Carcassonne, une cité de pierres… et de bois

Carcassonne, une cité de pierres… et de bois
Le chantier qui vient de débuter, en février 2017, et qui consiste à restaurer les hourds du château comtal, invite à se poser la question de l’utilisation du bois et le rôle du charpentier dans l’architecture militaire au travers des âges.
Le chantier de restauration des hourds (© CMN)
Des palissades de bois dès l’âge du fer

Les fouilles menées sur le site de Carsac, la « première Carcassonne » au sud de la cité, ont permis de constater l’existence de fossés creusés sur toute la périphérie du site occupé, de l’Age du Bronze à l’Age du Fer. On peut imaginer qu’ils étaient complétés d’éléments défensifs, notamment par des palissades de bois. Néanmoins les fouilles entreprises n’ont donné aucun élément sur les habitats de ce site et seuls les silos creusés dans le sol indiquent et délimitent les différentes unités familiales. Vers le milieu du VIe siècle ce lieu est abandonné au profit de la butte où se trouve la Cité. Sur cet oppidum en revanche, les traces d’habitat retrouvées en fouille attestent de constructions en torchis et argile crue maintenues par des poteaux.

 

Les hourds à l’époque romaine
Camp de César dans la forêt de Compiègne (Viollet-le-Duc)

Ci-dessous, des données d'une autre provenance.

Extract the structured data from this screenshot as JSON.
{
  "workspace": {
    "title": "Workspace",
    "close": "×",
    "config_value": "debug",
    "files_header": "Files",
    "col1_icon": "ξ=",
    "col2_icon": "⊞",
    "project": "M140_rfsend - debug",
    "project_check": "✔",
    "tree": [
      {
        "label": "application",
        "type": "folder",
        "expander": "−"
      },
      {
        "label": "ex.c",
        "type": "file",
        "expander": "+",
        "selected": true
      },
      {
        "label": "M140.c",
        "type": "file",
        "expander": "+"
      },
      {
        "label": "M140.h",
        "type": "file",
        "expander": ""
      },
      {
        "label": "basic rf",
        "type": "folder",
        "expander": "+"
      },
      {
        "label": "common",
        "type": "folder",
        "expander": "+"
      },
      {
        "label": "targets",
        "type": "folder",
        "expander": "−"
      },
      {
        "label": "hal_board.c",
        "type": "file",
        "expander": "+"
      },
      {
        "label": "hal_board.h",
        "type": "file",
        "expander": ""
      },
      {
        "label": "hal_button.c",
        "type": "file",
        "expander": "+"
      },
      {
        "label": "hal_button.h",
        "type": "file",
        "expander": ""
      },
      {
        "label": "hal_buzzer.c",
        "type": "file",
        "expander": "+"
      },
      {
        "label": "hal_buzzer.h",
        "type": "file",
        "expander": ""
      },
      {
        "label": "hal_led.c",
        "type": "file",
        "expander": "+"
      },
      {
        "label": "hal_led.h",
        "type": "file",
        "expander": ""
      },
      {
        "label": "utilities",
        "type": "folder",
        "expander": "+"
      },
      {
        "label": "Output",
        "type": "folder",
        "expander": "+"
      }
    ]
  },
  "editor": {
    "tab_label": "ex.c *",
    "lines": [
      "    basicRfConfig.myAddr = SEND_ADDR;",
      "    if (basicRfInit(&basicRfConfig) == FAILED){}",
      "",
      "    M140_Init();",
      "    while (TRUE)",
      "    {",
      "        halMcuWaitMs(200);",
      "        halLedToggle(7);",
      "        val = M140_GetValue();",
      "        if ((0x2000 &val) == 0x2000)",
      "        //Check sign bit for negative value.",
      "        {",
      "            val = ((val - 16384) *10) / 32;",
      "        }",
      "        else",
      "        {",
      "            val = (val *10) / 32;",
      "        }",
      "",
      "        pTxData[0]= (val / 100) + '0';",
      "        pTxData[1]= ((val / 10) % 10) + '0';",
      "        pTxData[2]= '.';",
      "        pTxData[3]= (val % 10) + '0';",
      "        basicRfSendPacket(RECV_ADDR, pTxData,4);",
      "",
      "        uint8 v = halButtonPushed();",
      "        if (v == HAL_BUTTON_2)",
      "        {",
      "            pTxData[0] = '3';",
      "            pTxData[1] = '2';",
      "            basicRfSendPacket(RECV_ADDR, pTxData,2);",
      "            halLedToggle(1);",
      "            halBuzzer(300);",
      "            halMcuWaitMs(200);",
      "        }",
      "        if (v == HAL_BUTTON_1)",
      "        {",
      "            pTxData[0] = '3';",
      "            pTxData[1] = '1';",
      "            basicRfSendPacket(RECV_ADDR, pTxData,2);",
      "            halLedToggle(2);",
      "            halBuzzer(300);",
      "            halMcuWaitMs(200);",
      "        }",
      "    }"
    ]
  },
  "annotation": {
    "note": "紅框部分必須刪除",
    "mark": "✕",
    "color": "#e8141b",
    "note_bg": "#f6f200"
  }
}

Décrits dans les Commentaires de Jules César (Livre VIII, ch. 9) comme des éléments de défense, les hourds étaient déjà utilisés par les Romains. « Galeries en charpentes garnies de mantelets d’osier », ils garantissaient le déplacement d’une tour à l’autre à l’abri des assaillants dans ces camps de campagne construits intégralement de bois. Leur existence permettait de passer d’une défense passive à une résistance active. Ils offraient de plus aux défenseurs une plate-forme protégée en surplomb des assaillants et permettaient de lancer sur eux divers types de projectiles.

 

Esquisse de Viollet-le-Duc
Créneaux, merlons et hourds à l’époque médiévale
Esquisse de Viollet-le-Duc expliquant l'utilisation des hourds
Esquisse de Viollet-le-Duc expliquant l’utilisation des hourds

La construction de murailles en pierre et l’apparition de créneaux (les parties creuses) et de merlons (les parties hautes) n’apportaient qu’une réponse partielle à la problématique des défenseurs. Pour assaillir leurs ennemis ou même seulement les voir, s’ils étaient au pied des fortifications, il leur fallait s’exposer dangereusement aux traits de leurs ennemis. D’où la conception de hourds, ces plateformes couvertes en surplomb sur le haut des murailles, dont Eugène Viollet-le-Duc détailla la construction et le fonctionnement dans son Histoire raisonnée de l’Architecture. On a parfois dit que ces fortifications, qui ne servaient qu’en temps de guerre, étaient démontées en temps de paix. Nul doute que l’agitation autour de Carcassonne, du XIe au XIVe siècle, n’a pas souvent donné ce genre d’occasion aux occupants de la Cité. Quoi qu’il en soit, les hourds de charpente, devenus trop fragiles avec le développement des canons, ont progressivement disparu, faute d’entretien.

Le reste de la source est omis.